Not enough time for lupus

That systemic lupus erythematosus affects a relatively small percentage of the population does not change the fact that this is a troublesome life-changing disease of uncertain origin and unclear treatment.  Thus, we find that physicians and nurses involved with this problem are extremely dedicated to their patients.  Together, they try to establish a partnership that will help ameliorate symptoms and maintain normal life patterns.

A book is coming out this fall that should be helpful in that regard.  The author is Dr. Donald Thomas, Jr., and the book title will be The Lupus Encyclopedia (Johns Hopkins University Press).  This should be a definitive work that will be of great value to patients and caregivers.

The foreword to the book is being written by Dr. George Tsokos, Chief of Rheumatology at Beth Israel Deaconess Medical Center, himself a world expert on the subject.  I reprint with permission some excerpts of the current draft of his introduction (which might change somewhat in the final printing), as they are indicative of the passion displayed by those involved in this disease.  The biological aspects are stunning, and time will tell what can be done about those, but note especially the final paragraph.  There, George decries the current medical care system, which itself contributes to the suffering.  That aspect of the disease is within our control and deserves as much attention as the scientific aspects.
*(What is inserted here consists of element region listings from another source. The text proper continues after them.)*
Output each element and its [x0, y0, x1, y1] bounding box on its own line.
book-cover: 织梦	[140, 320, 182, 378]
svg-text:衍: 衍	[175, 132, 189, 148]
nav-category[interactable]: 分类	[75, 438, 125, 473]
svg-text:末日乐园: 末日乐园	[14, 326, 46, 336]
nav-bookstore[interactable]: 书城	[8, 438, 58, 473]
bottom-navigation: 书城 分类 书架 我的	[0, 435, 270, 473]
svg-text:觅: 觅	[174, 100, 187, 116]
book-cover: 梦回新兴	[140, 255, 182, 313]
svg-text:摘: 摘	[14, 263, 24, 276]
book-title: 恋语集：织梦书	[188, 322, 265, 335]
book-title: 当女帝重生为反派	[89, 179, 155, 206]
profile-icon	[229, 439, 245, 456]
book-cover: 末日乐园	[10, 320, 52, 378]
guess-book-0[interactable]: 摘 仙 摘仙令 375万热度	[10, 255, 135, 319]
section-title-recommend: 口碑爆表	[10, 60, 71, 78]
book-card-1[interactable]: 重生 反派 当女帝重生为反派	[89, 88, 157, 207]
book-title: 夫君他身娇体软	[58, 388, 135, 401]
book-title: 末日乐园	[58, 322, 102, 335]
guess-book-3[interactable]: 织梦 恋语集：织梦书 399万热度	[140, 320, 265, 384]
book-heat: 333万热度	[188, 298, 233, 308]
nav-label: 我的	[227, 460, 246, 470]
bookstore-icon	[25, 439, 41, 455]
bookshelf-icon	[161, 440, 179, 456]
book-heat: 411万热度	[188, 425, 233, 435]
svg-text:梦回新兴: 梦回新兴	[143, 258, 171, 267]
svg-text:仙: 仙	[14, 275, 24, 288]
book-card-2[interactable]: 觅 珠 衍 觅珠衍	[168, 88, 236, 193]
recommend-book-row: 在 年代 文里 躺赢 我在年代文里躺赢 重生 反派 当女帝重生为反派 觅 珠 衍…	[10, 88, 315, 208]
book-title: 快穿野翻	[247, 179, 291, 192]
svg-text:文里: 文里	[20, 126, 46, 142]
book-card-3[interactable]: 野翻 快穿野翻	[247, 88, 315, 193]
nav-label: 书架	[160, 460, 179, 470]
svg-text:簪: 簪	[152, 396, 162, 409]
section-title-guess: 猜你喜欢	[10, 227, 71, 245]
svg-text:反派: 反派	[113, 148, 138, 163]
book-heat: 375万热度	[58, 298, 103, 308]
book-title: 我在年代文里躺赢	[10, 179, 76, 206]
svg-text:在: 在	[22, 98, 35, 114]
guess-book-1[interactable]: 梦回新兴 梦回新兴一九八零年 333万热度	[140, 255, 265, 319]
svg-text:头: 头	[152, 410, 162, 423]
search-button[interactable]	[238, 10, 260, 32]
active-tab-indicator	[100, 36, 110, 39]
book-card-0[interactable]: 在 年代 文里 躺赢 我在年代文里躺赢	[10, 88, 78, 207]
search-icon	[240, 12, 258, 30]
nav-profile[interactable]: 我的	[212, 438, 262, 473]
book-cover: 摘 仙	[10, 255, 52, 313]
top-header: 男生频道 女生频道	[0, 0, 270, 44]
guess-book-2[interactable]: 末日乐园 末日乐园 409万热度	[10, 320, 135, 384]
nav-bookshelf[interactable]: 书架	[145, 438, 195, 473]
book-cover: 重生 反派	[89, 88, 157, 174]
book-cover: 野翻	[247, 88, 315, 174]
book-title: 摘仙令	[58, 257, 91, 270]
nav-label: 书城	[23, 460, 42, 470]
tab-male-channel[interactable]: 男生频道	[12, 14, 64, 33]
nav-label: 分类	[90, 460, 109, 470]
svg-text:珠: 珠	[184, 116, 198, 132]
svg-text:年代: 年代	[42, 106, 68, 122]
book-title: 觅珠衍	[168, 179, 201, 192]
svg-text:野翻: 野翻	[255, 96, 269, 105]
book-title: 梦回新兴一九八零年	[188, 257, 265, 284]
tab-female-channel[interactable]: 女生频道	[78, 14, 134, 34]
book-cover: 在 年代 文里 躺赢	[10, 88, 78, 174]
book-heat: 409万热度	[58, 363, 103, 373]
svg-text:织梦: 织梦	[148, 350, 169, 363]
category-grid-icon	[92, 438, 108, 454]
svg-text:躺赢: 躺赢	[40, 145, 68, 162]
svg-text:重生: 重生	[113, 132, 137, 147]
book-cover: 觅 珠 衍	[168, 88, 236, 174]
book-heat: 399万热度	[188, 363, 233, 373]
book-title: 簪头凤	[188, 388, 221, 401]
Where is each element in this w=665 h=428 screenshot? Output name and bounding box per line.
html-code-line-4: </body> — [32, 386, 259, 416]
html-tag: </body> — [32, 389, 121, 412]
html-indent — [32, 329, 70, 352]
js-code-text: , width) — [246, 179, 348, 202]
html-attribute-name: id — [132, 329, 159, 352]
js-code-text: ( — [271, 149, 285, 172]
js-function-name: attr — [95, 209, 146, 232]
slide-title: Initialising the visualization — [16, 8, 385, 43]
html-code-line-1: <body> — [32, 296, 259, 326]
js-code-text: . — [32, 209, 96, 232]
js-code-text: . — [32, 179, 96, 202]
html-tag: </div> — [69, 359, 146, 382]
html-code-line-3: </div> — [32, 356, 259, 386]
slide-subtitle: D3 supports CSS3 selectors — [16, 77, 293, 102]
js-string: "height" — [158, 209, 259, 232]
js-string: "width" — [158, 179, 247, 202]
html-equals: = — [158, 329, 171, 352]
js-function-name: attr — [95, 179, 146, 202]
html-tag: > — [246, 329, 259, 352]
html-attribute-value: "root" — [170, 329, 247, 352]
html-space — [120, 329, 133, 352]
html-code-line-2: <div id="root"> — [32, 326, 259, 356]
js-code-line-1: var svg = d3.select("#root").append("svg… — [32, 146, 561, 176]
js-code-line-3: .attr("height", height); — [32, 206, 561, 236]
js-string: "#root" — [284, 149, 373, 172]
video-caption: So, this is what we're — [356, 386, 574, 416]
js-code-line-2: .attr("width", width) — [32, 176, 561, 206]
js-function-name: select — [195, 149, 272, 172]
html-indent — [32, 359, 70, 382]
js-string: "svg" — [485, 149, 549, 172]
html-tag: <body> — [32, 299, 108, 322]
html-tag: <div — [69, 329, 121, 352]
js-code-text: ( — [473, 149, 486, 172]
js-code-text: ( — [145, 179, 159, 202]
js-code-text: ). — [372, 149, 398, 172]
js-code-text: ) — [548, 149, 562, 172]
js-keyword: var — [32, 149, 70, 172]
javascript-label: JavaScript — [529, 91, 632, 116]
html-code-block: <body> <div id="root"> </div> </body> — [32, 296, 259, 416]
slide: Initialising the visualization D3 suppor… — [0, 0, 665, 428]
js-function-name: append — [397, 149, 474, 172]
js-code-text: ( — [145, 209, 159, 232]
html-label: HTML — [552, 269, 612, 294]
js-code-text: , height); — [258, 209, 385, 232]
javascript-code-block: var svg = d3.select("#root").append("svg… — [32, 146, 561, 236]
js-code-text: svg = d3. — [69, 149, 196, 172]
Like Dr. Thomas, as a senior in medical school I was assigned to participate in the care of a 24-year old young lady with fevers, chest pain, swollen joints and blood swollen legs.  Systemic lupus erythematosus loomed first in the differential diagnosis, and the tests confirmed the presence of anti-nuclear antibodies, anemia, low platelet and lymphocyte counts, which helped seal the diagnosis. Her face is still vivid in my memory, and her anxious and inquisitive eyes ask me every day,  "Will you ever find a cure for me? I am engaged to be married and I want to live." We gave her prednisone in buckets like it was done those days, and we probably added to her lupus symptoms a bunch of dreadful problems caused by the drug. Decades later, we can diagnose patients with the disease faster, we can treat them more effectively, minimize drug-related side effects, take better and prompt care of infections and other frequent conditions linked to lupus and promise an almost normal and lengthy life, but we cannot answer positively the proverbial, “Are we there yet?”

How do you solve a problem like lupus? Even if you scan through the pages of the book you hold in your hands you will realize that you are up for a crash course in medicine, not sparing obstetrics, gynecology and neurology. How do you grasp a disease that wants the doctor to command every field in medicine and how naively we expect our fatigued, achy, feverish and disillusioned patient to handle it? Breathing hurts, the joints yell, the skin blemishes and the kidneys silently go in to oblivion. Every organ becomes involved to pour away the well-being and the life of the young ladies.

Lupus is a demanding partner in the life of the patient, and you will soon learn that prompt diagnosis, perfect close care by specialists, tight control of medications and their side effects and abiding, tenacious efforts to control comorbidity (infections, cardiovascular disease and cancer) make all the difference in the world. Doctors are continuously pressed to shorten their encounter with the patients while the documentation component looms continuously larger. This could be fine in the wisdom of the regulators should the doctors be dealing with simple self-limited, one-dimensional diseases. But obviously, the Procrustean (one fits all) approach is damning to patients with lupus and their doctors. The doctors have little time to go over the many dimensions of the disease that each patient brings to each office visit and no time to educate them properly. 

Dr. Thomas and all of us who care deeply about the patients know very well that it is the patients who take charge of their disease who fare the best. They come to the office quite prepared, and it is our duty to educate them further. They bring knowledge acquired from the internet (usually unfiltered and non-critical) and the doctor is pressed to transfer scientific knowledge to properly fill the gap. It is incumbent upon the healers to translate the medical information to the patients so that they can maximize the earned benefit. In these encounters lots is lost in the translation that compromises the welfare of the patient.